Russia 'confident' Obama will study missile shield plan - Lavrov
15/11/2008 13:05 (Adds info on Russian pan-European security plan in paragraphs 12-13)
MOSCOW, November 15 (RIA Novosti) - Russian Foreign Minister Sergei Lavrov has said that Moscow is "confident" the U.S. president-elect will look into the effectiveness of the Bush administration's plans for a Central European missile shield.
Lavrov said in an interview aired on the Moscow-based Ekho Moskvy radio station on Saturday that Barack Obama would "analyze the situation concerning the deployment" of elements of a U.S. missile shield in the Czech Republic and Poland "from the point of view of their cost and effectiveness."
"We are confident that the new U.S. president already has plans for this," he said.
However, Lavrov also reiterated that Russia would be forced to adopt measures to neutralize the threat "that would certainly be caused" if the U.S. were to go ahead with the plans for a missile shield.
Russian President Dmitry Medvedev announced last week the possible deployment of Iskander-M short-range missile systems in the country's Kaliningrad exclave, sandwiched between Poland and Lithuania on the Baltic Sea.
However, the Russian leader said in an interview with France's Figaro newspaper published on Thursday that, "We could reconsider this response if the new U.S. administration is ready to once again review and analyze all the consequences of its decisions to deploy the missiles and radar facilities."
Washington recently said it had provided new proposals to ease Russia's concerns over the planned deployment of 10 U.S. interceptor missiles in Poland and a tracking radar in the Czech Republic, which the Bush administration has said are needed to counter possible attacks from "rogue" states such as Iran.
Russia, which says the missile defense system is a threat to its national security, has indicated it will not address the U.S. proposals until after Obama is inaugurated as U.S. president in January.
After Obama's presidential election victory, one of his senior foreign policy advisers, Denis McDonough, said the president-elect was not committed to the missile shield, and would only continue with the project if its effectiveness was proven.
Lavrov also called for a pause in unilateral moves in the sphere of European security.
"It is necessary to take a pause with regard to unilateral actions in the sphere of European security, whether it be the missile shield or NATO expansion," he said.
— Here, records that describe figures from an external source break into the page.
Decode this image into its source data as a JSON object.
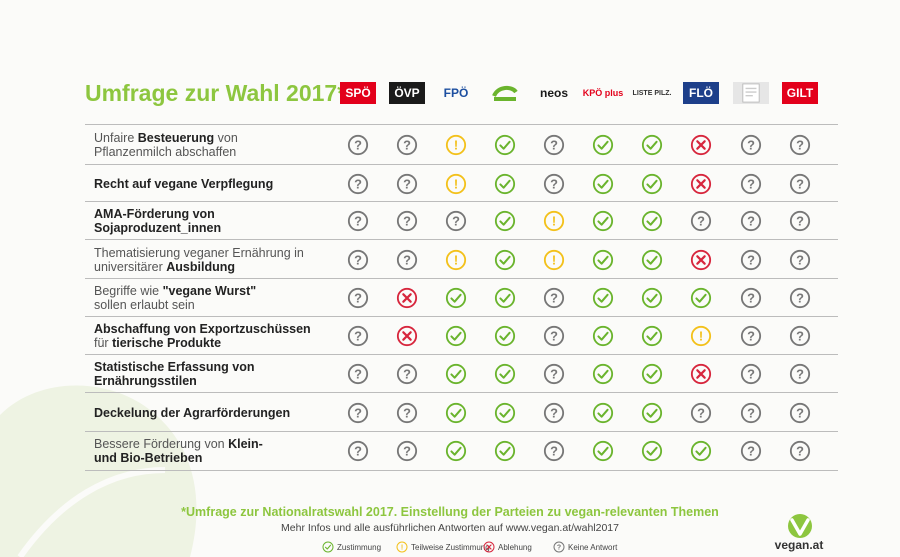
{
  "title": "Umfrage zur Wahl 2017*",
  "colors": {
    "yes": "#6ab42d",
    "partial": "#f3c11b",
    "no": "#d7263d",
    "none": "#777777",
    "accent": "#8dc63f"
  },
  "parties": [
    {
      "name": "SPÖ",
      "label": "SPÖ",
      "bg": "#e3001b",
      "fg": "#ffffff"
    },
    {
      "name": "ÖVP",
      "label": "ÖVP",
      "bg": "#1a1a1a",
      "fg": "#ffffff"
    },
    {
      "name": "FPÖ",
      "label": "FPÖ",
      "bg": "transparent",
      "fg": "#1d4fa0"
    },
    {
      "name": "Grüne",
      "label": "",
      "bg": "transparent",
      "fg": "#6ab42d"
    },
    {
      "name": "NEOS",
      "label": "neos",
      "bg": "transparent",
      "fg": "#1a1a1a"
    },
    {
      "name": "KPÖ plus",
      "label": "KPÖ plus",
      "bg": "transparent",
      "fg": "#e3001b"
    },
    {
      "name": "Liste Pilz",
      "label": "LISTE PILZ.",
      "bg": "transparent",
      "fg": "#333333"
    },
    {
      "name": "FLÖ",
      "label": "FLÖ",
      "bg": "#1d3f8a",
      "fg": "#ffffff"
    },
    {
      "name": "Weiße",
      "label": "",
      "bg": "#e6e6e6",
      "fg": "#888888"
    },
    {
      "name": "GILT",
      "label": "GILT",
      "bg": "#e3001b",
      "fg": "#ffffff"
    }
  ],
  "topics": [
    {
      "lines": [
        [
          {
            "t": "Unfaire ",
            "b": false
          },
          {
            "t": "Besteuerung",
            "b": true
          },
          {
            "t": " von",
            "b": false
          }
        ],
        [
          {
            "t": "Pflanzenmilch abschaffen",
            "b": false
          }
        ]
      ],
      "answers": [
        "none",
        "none",
        "partial",
        "yes",
        "none",
        "yes",
        "yes",
        "no",
        "none",
        "none"
      ]
    },
    {
      "lines": [
        [
          {
            "t": "Recht auf vegane Verpflegung",
            "b": true
          }
        ]
      ],
      "answers": [
        "none",
        "none",
        "partial",
        "yes",
        "none",
        "yes",
        "yes",
        "no",
        "none",
        "none"
      ]
    },
    {
      "lines": [
        [
          {
            "t": "AMA-Förderung von",
            "b": true
          }
        ],
        [
          {
            "t": "Sojaproduzent_innen",
            "b": true
          }
        ]
      ],
      "answers": [
        "none",
        "none",
        "none",
        "yes",
        "partial",
        "yes",
        "yes",
        "none",
        "none",
        "none"
      ]
    },
    {
      "lines": [
        [
          {
            "t": "Thematisierung veganer Ernährung in",
            "b": false
          }
        ],
        [
          {
            "t": "universitärer ",
            "b": false
          },
          {
            "t": "Ausbildung",
            "b": true
          }
        ]
      ],
      "answers": [
        "none",
        "none",
        "partial",
        "yes",
        "partial",
        "yes",
        "yes",
        "no",
        "none",
        "none"
      ]
    },
    {
      "lines": [
        [
          {
            "t": "Begriffe wie ",
            "b": false
          },
          {
            "t": "\"vegane Wurst\"",
            "b": true
          }
        ],
        [
          {
            "t": "sollen erlaubt sein",
            "b": false
          }
        ]
      ],
      "answers": [
        "none",
        "no",
        "yes",
        "yes",
        "none",
        "yes",
        "yes",
        "yes",
        "none",
        "none"
      ]
    },
    {
      "lines": [
        [
          {
            "t": "Abschaffung von Exportzuschüssen",
            "b": true
          }
        ],
        [
          {
            "t": "für ",
            "b": false
          },
          {
            "t": "tierische Produkte",
            "b": true
          }
        ]
      ],
      "answers": [
        "none",
        "no",
        "yes",
        "yes",
        "none",
        "yes",
        "yes",
        "partial",
        "none",
        "none"
      ]
    },
    {
      "lines": [
        [
          {
            "t": "Statistische Erfassung von",
            "b": true
          }
        ],
        [
          {
            "t": "Ernährungsstilen",
            "b": true
          }
        ]
      ],
      "answers": [
        "none",
        "none",
        "yes",
        "yes",
        "none",
        "yes",
        "yes",
        "no",
        "none",
        "none"
      ]
    },
    {
      "lines": [
        [
          {
            "t": "Deckelung der Agrarförderungen",
            "b": true
          }
        ]
      ],
      "answers": [
        "none",
        "none",
        "yes",
        "yes",
        "none",
        "yes",
        "yes",
        "none",
        "none",
        "none"
      ]
    },
    {
      "lines": [
        [
          {
            "t": "Bessere Förderung von ",
            "b": false
          },
          {
            "t": "Klein-",
            "b": true
          }
        ],
        [
          {
            "t": "und Bio-Betrieben",
            "b": true
          }
        ]
      ],
      "answers": [
        "none",
        "none",
        "yes",
        "yes",
        "none",
        "yes",
        "yes",
        "yes",
        "none",
        "none"
      ]
    }
  ],
  "footnote": "*Umfrage zur Nationalratswahl 2017. Einstellung der Parteien zu vegan-relevanten Themen",
  "more_info": "Mehr Infos und alle ausführlichen Antworten auf www.vegan.at/wahl2017",
  "legend": [
    {
      "kind": "yes",
      "label": "Zustimmung"
    },
    {
      "kind": "partial",
      "label": "Teilweise Zustimmung"
    },
    {
      "kind": "no",
      "label": "Ablehung"
    },
    {
      "kind": "none",
      "label": "Keine Antwort"
    }
  ],
  "brand": "vegan.at"
}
The Russian foreign minster also urged the EU to take a more active role in matters of European security.
He also revealed that a pan-European security treaty earlier proposed by Medvedev contained a section dedicated to the resolving of armed conflicts.
"In our initiative on a treaty on European security there is a section specially dedicated to the issue of resolving conflicts," he said, adding that one of the principles behind this was "respect for current agreements and respect for existing negotiations and peacekeeping formats."